Al lado de la posada, me cuenta Peter, había una fábrica de chocolate. Después de doce horas de trabajo, en los rastrilladores del cáñamo, su padre paseaba por aquellos rincones. Rincones de desterrados, de apestados del régimen que sufrían en silencio la lejanía de los suyos. Su tío Manuel, el hermano de su padre, estaba preso en Alicante. Preso por la misma causa que "cara de patata", el poeta de Orihuela. Preso por intentar escapar a pie de la Hispania del caudillo. En la cárcel sufrió las consecuencias de ser alguien visible en los tiempos de República. Allí le azotaron y allí, queridos camaradas, murió tiroteado a las seis de la mañana. Hoy sus huesos yacen revueltos debajo de cientos de cruces de bambú. Su tía María también sufrió las miserias de la época. Tanto que, dicen las malas lenguas, se dedicó al oficio más viejo del mundo. Curas, nobles y burgueses la miraban de reojo cuando paseaba a deshoras por el parque de su pueblo.

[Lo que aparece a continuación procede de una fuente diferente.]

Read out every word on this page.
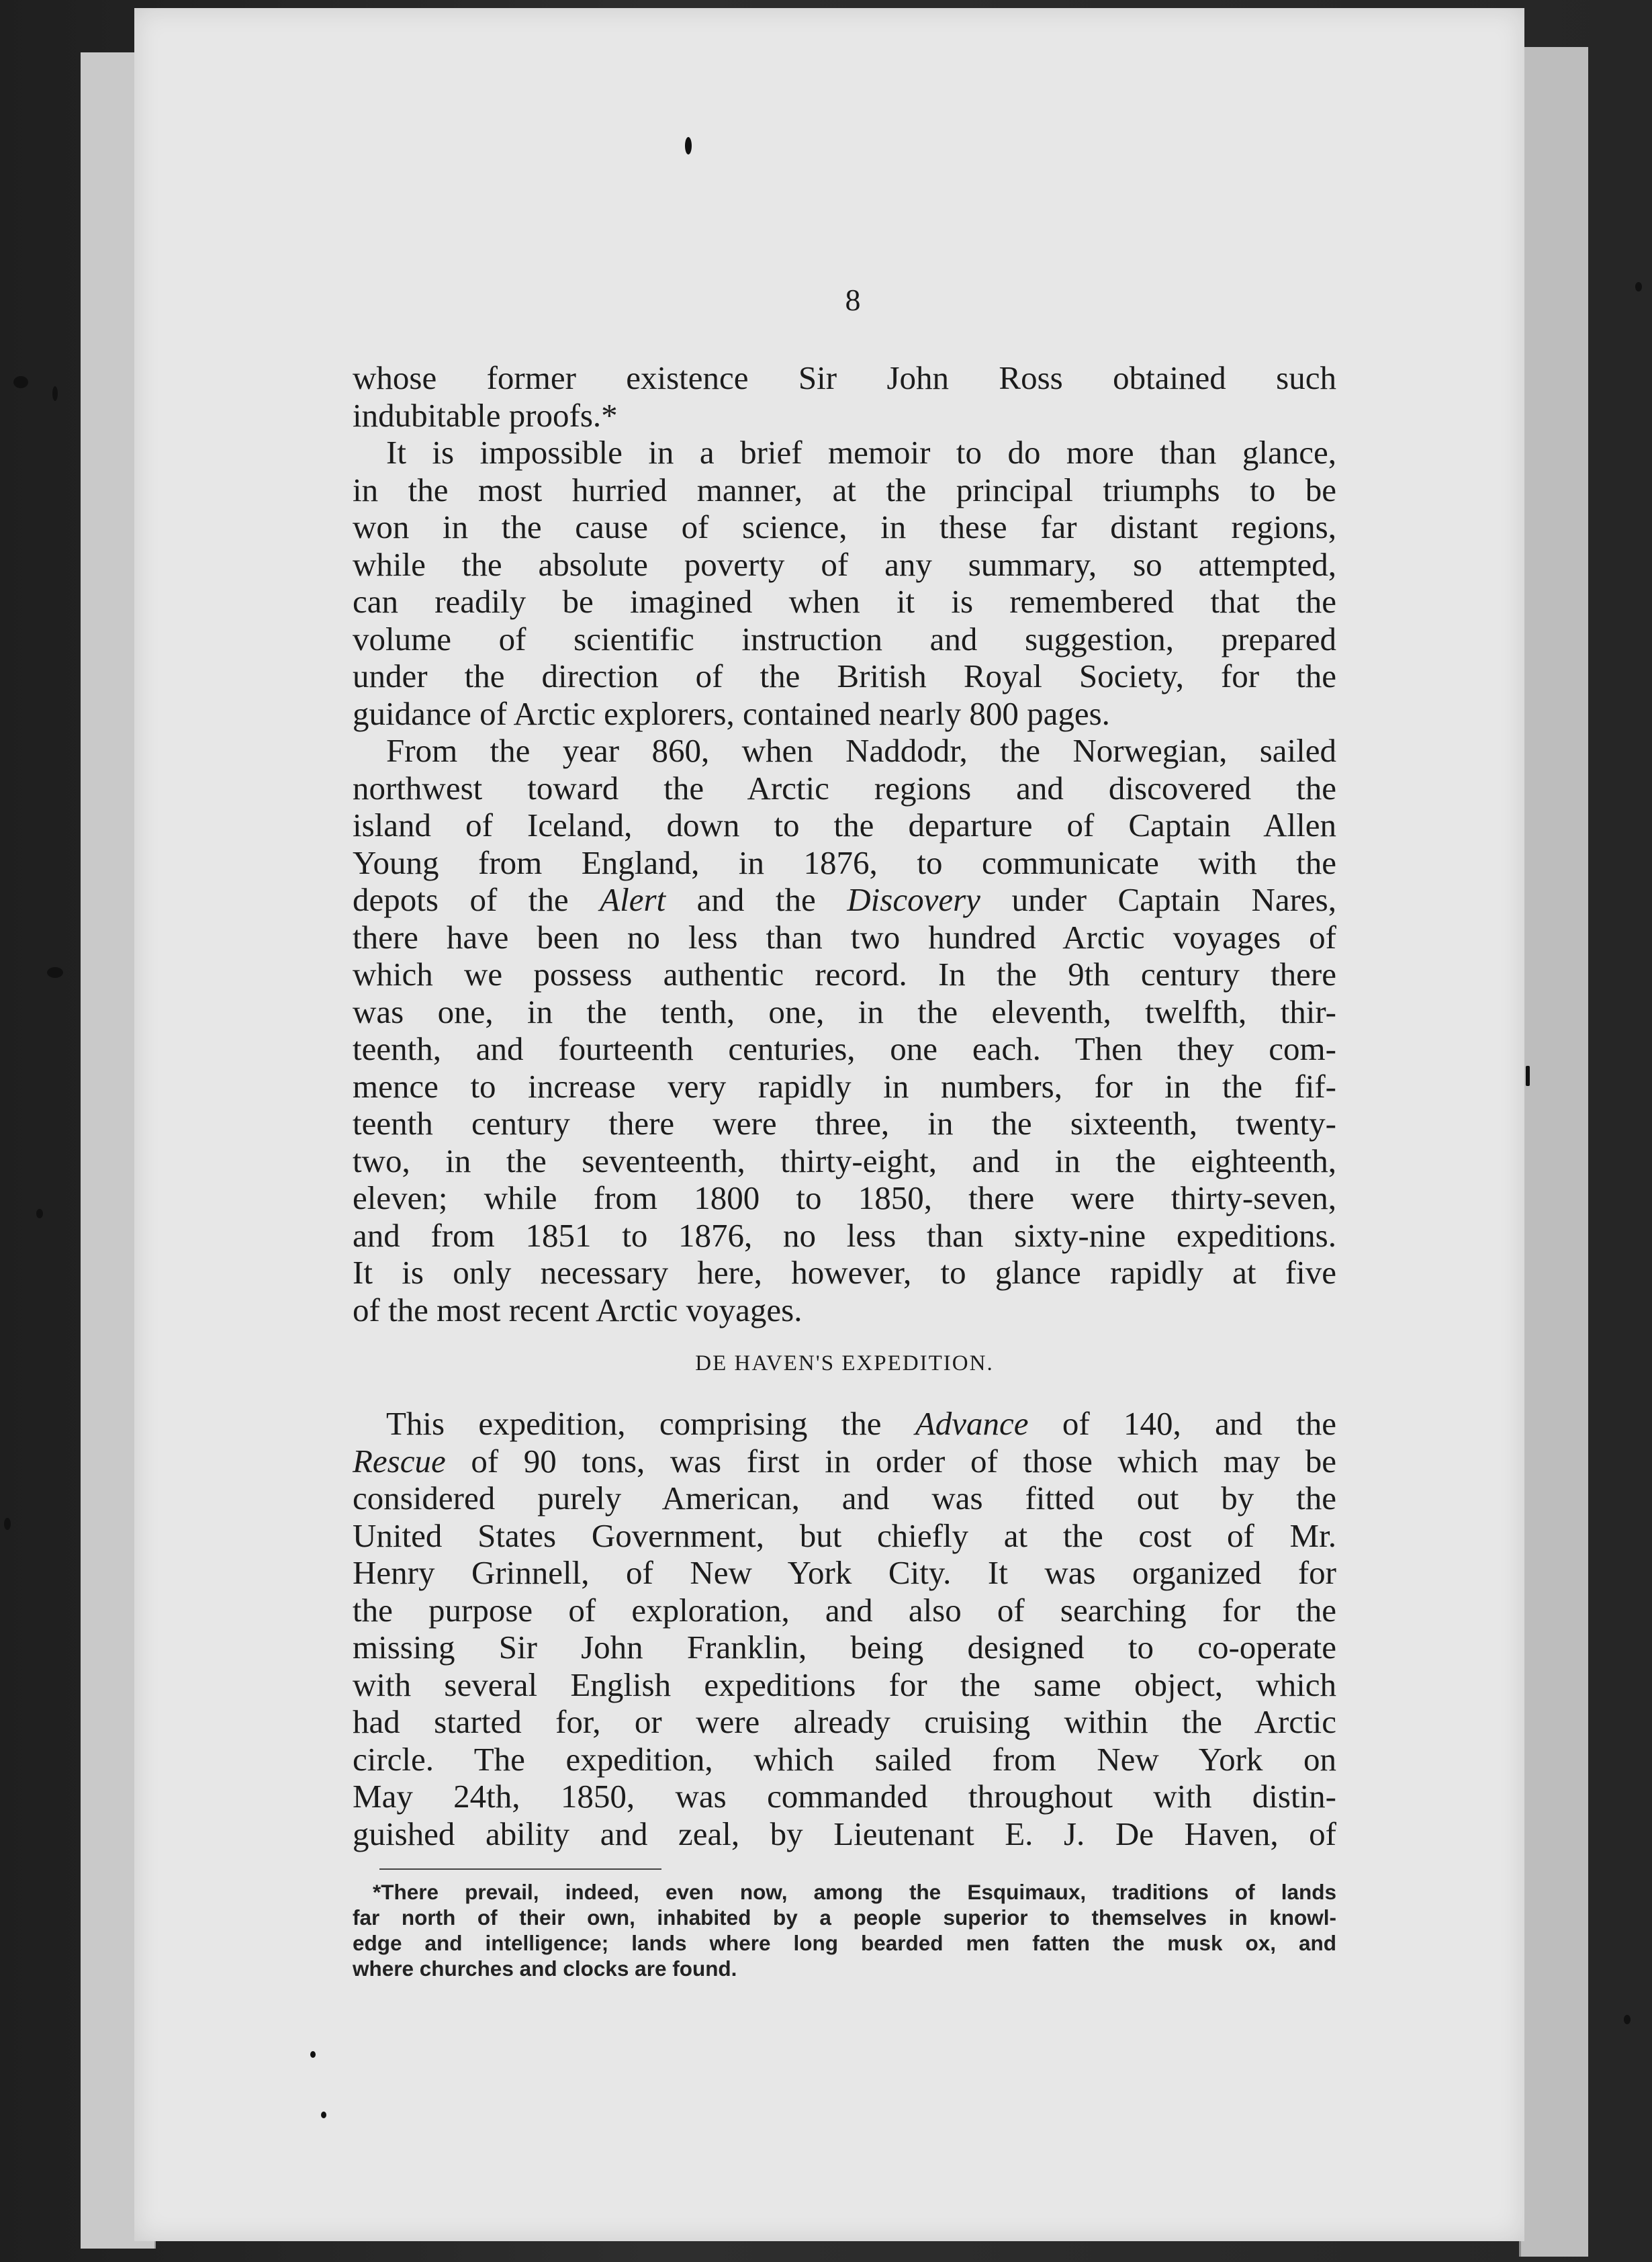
8
whose former existence Sir John Ross obtained such
indubitable proofs.*
It is impossible in a brief memoir to do more than glance,
in the most hurried manner, at the principal triumphs to be
won in the cause of science, in these far distant regions,
while the absolute poverty of any summary, so attempted,
can readily be imagined when it is remembered that the
volume of scientific instruction and suggestion, prepared
under the direction of the British Royal Society, for the
guidance of Arctic explorers, contained nearly 800 pages.
From the year 860, when Naddodr, the Norwegian, sailed
northwest toward the Arctic regions and discovered the
island of Iceland, down to the departure of Captain Allen
Young from England, in 1876, to communicate with the
depots of the Alert and the Discovery under Captain Nares,
there have been no less than two hundred Arctic voyages of
which we possess authentic record. In the 9th century there
was one, in the tenth, one, in the eleventh, twelfth, thir-
teenth, and fourteenth centuries, one each. Then they com-
mence to increase very rapidly in numbers, for in the fif-
teenth century there were three, in the sixteenth, twenty-
two, in the seventeenth, thirty-eight, and in the eighteenth,
eleven; while from 1800 to 1850, there were thirty-seven,
and from 1851 to 1876, no less than sixty-nine expeditions.
It is only necessary here, however, to glance rapidly at five
of the most recent Arctic voyages.
DE HAVEN'S EXPEDITION.
This expedition, comprising the Advance of 140, and the
Rescue of 90 tons, was first in order of those which may be
considered purely American, and was fitted out by the
United States Government, but chiefly at the cost of Mr.
Henry Grinnell, of New York City. It was organized for
the purpose of exploration, and also of searching for the
missing Sir John Franklin, being designed to co-operate
with several English expeditions for the same object, which
had started for, or were already cruising within the Arctic
circle. The expedition, which sailed from New York on
May 24th, 1850, was commanded throughout with distin-
guished ability and zeal, by Lieutenant E. J. De Haven, of
*There prevail, indeed, even now, among the Esquimaux, traditions of lands
far north of their own, inhabited by a people superior to themselves in knowl-
edge and intelligence; lands where long bearded men fatten the musk ox, and
where churches and clocks are found.
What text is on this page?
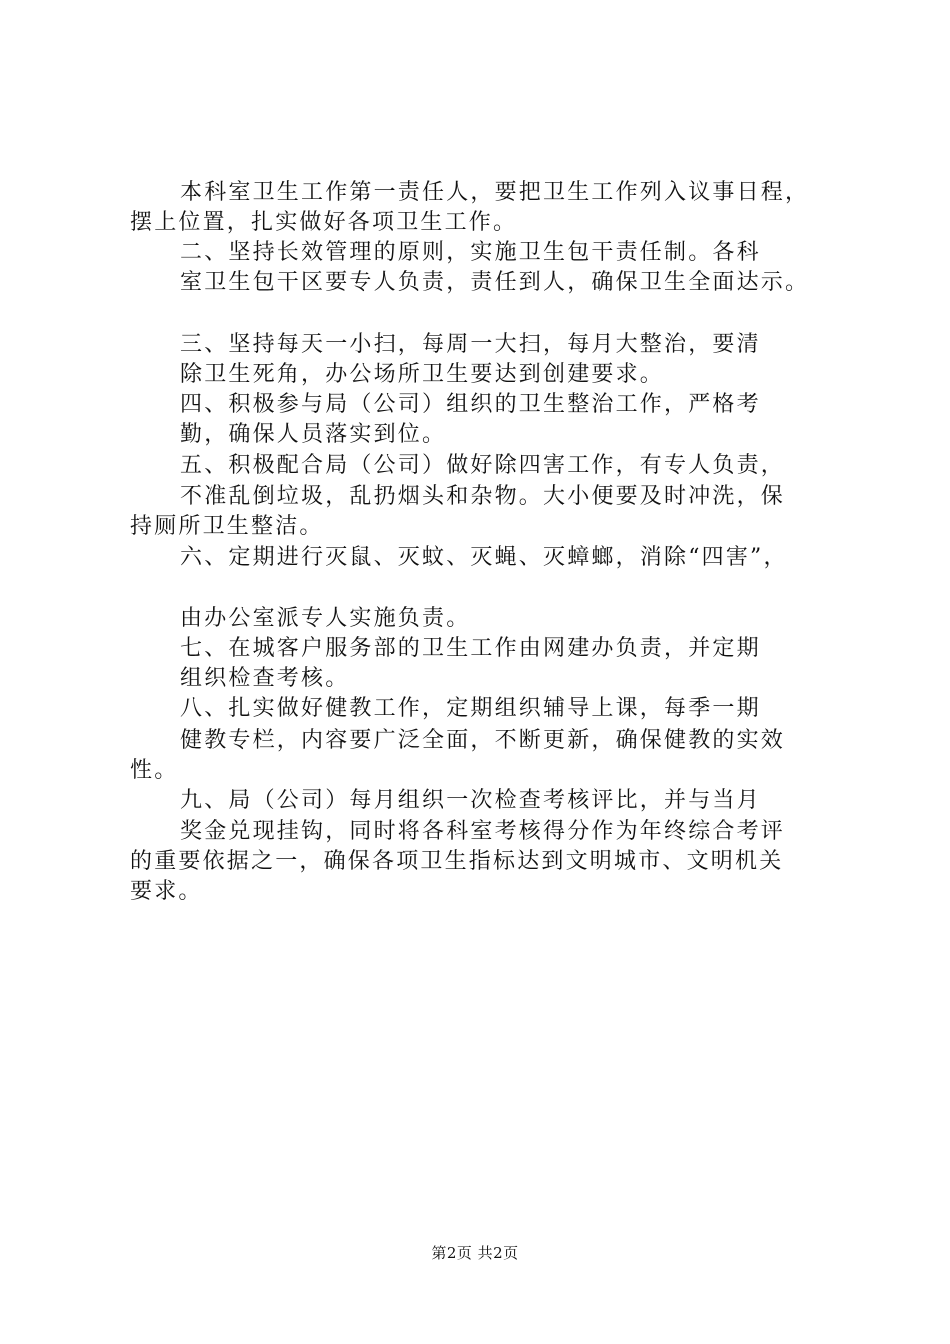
本科室卫生工作第一责任人，要把卫生工作列入议事日程，
摆上位置，扎实做好各项卫生工作。
二、坚持长效管理的原则，实施卫生包干责任制。各科
室卫生包干区要专人负责，责任到人，确保卫生全面达示。
三、坚持每天一小扫，每周一大扫，每月大整治，要清
除卫生死角，办公场所卫生要达到创建要求。
四、积极参与局（公司）组织的卫生整治工作，严格考
勤，确保人员落实到位。
五、积极配合局（公司）做好除四害工作，有专人负责，
不准乱倒垃圾，乱扔烟头和杂物。大小便要及时冲洗，保
持厕所卫生整洁。
六、定期进行灭鼠、灭蚊、灭蝇、灭蟑螂，消除“四害”，
由办公室派专人实施负责。
七、在城客户服务部的卫生工作由网建办负责，并定期
组织检查考核。
八、扎实做好健教工作，定期组织辅导上课，每季一期
健教专栏，内容要广泛全面，不断更新，确保健教的实效
性。
九、局（公司）每月组织一次检查考核评比，并与当月
奖金兑现挂钩，同时将各科室考核得分作为年终综合考评
的重要依据之一，确保各项卫生指标达到文明城市、文明机关
要求。
第2页 共2页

En Granada, me cuenta Peter, los hijos de los ricos iban a la Abadía del Sacromonte. Iban a estudiar a la primera universidad privada de España. Una universidad donde estudiaron grandes ilustres como Saavedra Fajardo, por ejemplo. Allí, en las callejuelas del Albaicín se cruzaban las chaquetas de la nobleza con los pantalones remendados de los rojos. Era, le contaba su padre, una ciudad de contrastes. Una ciudad encantadora para los ojos de Carlos V y nefasta para los desterrados de Francisco. Hoy, le contaba a Peter, los turistas saborean los Piononos de Santa Fe y Soplillos de la Alpujarra. Degustan el jamón y comen comida turca en las calles del Albaicín. Mientras iba en el autobús, de regreso al hotel, conocí a un cura jubilado. Me dijo que en el fondo del Darro ya no quedaba Dauro. Ni siquiera quedaban sapos, ni ranas. Ni tampoco, nostálgicos de Quevedo caminando cabizbajos por el claustro de la Cartuja. En la pared del Capri, detrás de la barra, luce un almanaque de Granada. Un almanaque con niños jugando a la pelota en el paseo del Violón.